Electric vehicles (EVs) are increasingly recognized for their potential to save energy, reduce pollution, and protect the environment. This makes the promotion and adoption of EVs crucial for decreasing our reliance on oil, enhancing energy security at national and regional levels, and supporting sustainable economic and social development. Acknowledging these benefits has led to a strategic focus on encouraging the widespread use of EVs. In this regard, countries around the world have begun to implement policies aimed at accelerating the adoption of EVs. These policies range from incentives for EV purchases to investments in charging infrastructure, reflecting a commitment to transition to cleaner forms of transportation. As a part of these efforts, the Government of Canada has introduced new regulations that establish mandatory Zero-emission vehicle (ZEV) sales targets for manufacturers and importers of new passenger cars, SUVs, and pickup trucks. These regulations require that a minimum of 20 percent of new vehicles sold in Canada must be zero-emission by 2026, escalating to at least 60 percent by 2030 and reaching 100 percent by 2035.

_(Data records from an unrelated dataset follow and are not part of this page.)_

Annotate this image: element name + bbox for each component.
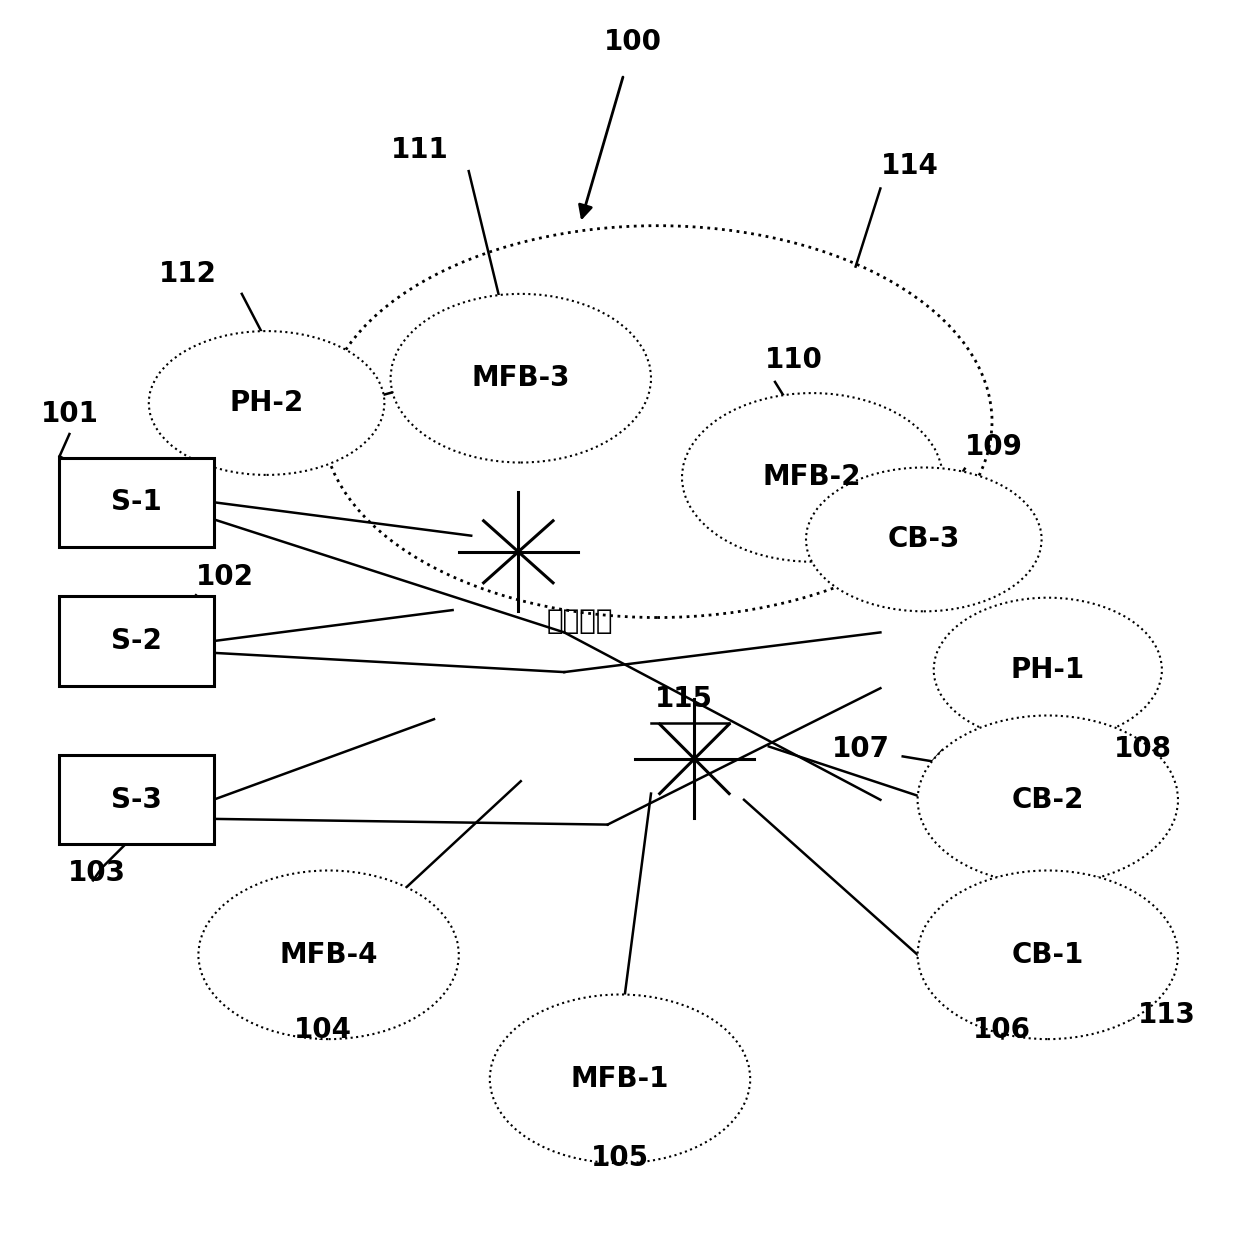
- Text: 106: 106: [973, 1016, 1030, 1044]
- Ellipse shape: [391, 294, 651, 463]
- Ellipse shape: [490, 994, 750, 1163]
- Text: PH-1: PH-1: [1011, 656, 1085, 683]
- Text: MFB-3: MFB-3: [471, 365, 570, 392]
- Text: 109: 109: [965, 433, 1023, 461]
- Text: MFB-1: MFB-1: [570, 1065, 670, 1092]
- Text: 104: 104: [294, 1016, 351, 1044]
- Bar: [60, 755, 213, 844]
- Text: PH-2: PH-2: [229, 389, 304, 417]
- Text: MFB-4: MFB-4: [279, 941, 378, 968]
- Ellipse shape: [682, 393, 942, 562]
- Text: 108: 108: [1114, 734, 1172, 763]
- Text: S-2: S-2: [110, 627, 162, 655]
- Ellipse shape: [806, 467, 1042, 611]
- Bar: [60, 596, 213, 686]
- Ellipse shape: [918, 870, 1178, 1039]
- Text: 102: 102: [196, 563, 254, 591]
- Text: 105: 105: [591, 1143, 649, 1172]
- Ellipse shape: [149, 331, 384, 475]
- Text: 107: 107: [832, 734, 890, 763]
- Text: S-1: S-1: [112, 489, 161, 516]
- Text: 111: 111: [391, 135, 449, 164]
- Text: 113: 113: [1138, 1001, 1197, 1029]
- Text: 112: 112: [159, 259, 217, 288]
- Text: 100: 100: [604, 27, 661, 56]
- Ellipse shape: [918, 715, 1178, 884]
- Bar: [60, 458, 213, 547]
- Text: CB-1: CB-1: [1012, 941, 1084, 968]
- Text: 103: 103: [68, 858, 126, 887]
- Text: 114: 114: [880, 151, 939, 180]
- Text: 115: 115: [655, 684, 713, 713]
- Text: 管道系统: 管道系统: [547, 606, 614, 635]
- Text: MFB-2: MFB-2: [763, 464, 862, 491]
- Text: 110: 110: [765, 346, 823, 374]
- Text: 101: 101: [41, 399, 99, 428]
- Text: CB-3: CB-3: [888, 526, 960, 553]
- Text: S-3: S-3: [110, 786, 162, 813]
- Text: CB-2: CB-2: [1012, 786, 1084, 813]
- Ellipse shape: [198, 870, 459, 1039]
- Ellipse shape: [934, 598, 1162, 742]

In accordance with these new laws and policies, the province of Québec has set its own ambitious target of having two million EVs on the road of Québec by 2030. This goal has led to the need for this study to measure and analyze the impact of Plug-in Hybrid Electric Vehicle (PHEV) charging demand on both the current and future power network of Montréal, the largest city in the province of Québec. In this regard, this study considers the integration of Québec's ZEV policy on the city's grid and will evaluate how the expected growth in the number of PHEVs will affect the network's stability and efficiency. Therefore, a multi-objective problem has been presented in this research study to simultaneously maximize the benefits for PHEV owners while minimizing the power loss in the system for the current and future network of the city of Montréal. The proposed multi-objective problem is also developed using the Epsilon-Constraint technique, which facilitates solving the complex multi-objective function problem. In this regard, the load profiles of three different parts of the city of Montréal have been considered for specific reasons. The downtown area of Montréal has been chosen as it serves both commercial and residential purposes. To analyze the impact of PHEV charging in residential areas, Cote Saint Luc and Notre-Dame-de-Grâce have been included in the study, where both are considered primarily residential neighborhoods. Additionally, Montréal is well-known for its festivals and events, which led individuals to spend considerable time in the city for leisure. As a result, Quartier des Spectacles and the Old Port have been selected as essential areas where people gather during their leisure time. To address the above-mentioned issue and analyze the effect of PHEVs on the network of Montréal, two different phases and approaches were considered in this study: Immediate Charging, which only uses the Grid-to-Vehicle (G2V) charging strategy, and Smart Charging, which uses both G2V and Vehicle-to-Grid (V2G) strategies with the assistance of an EV aggregator. Additionally, to validate the effectiveness of the Smart Charging results, an alternative approach known as Basic V2G was implemented. This Basic V2G approach serves as a basic V2G concept to evaluate and verify the advantages of using the Smart Charging scenario.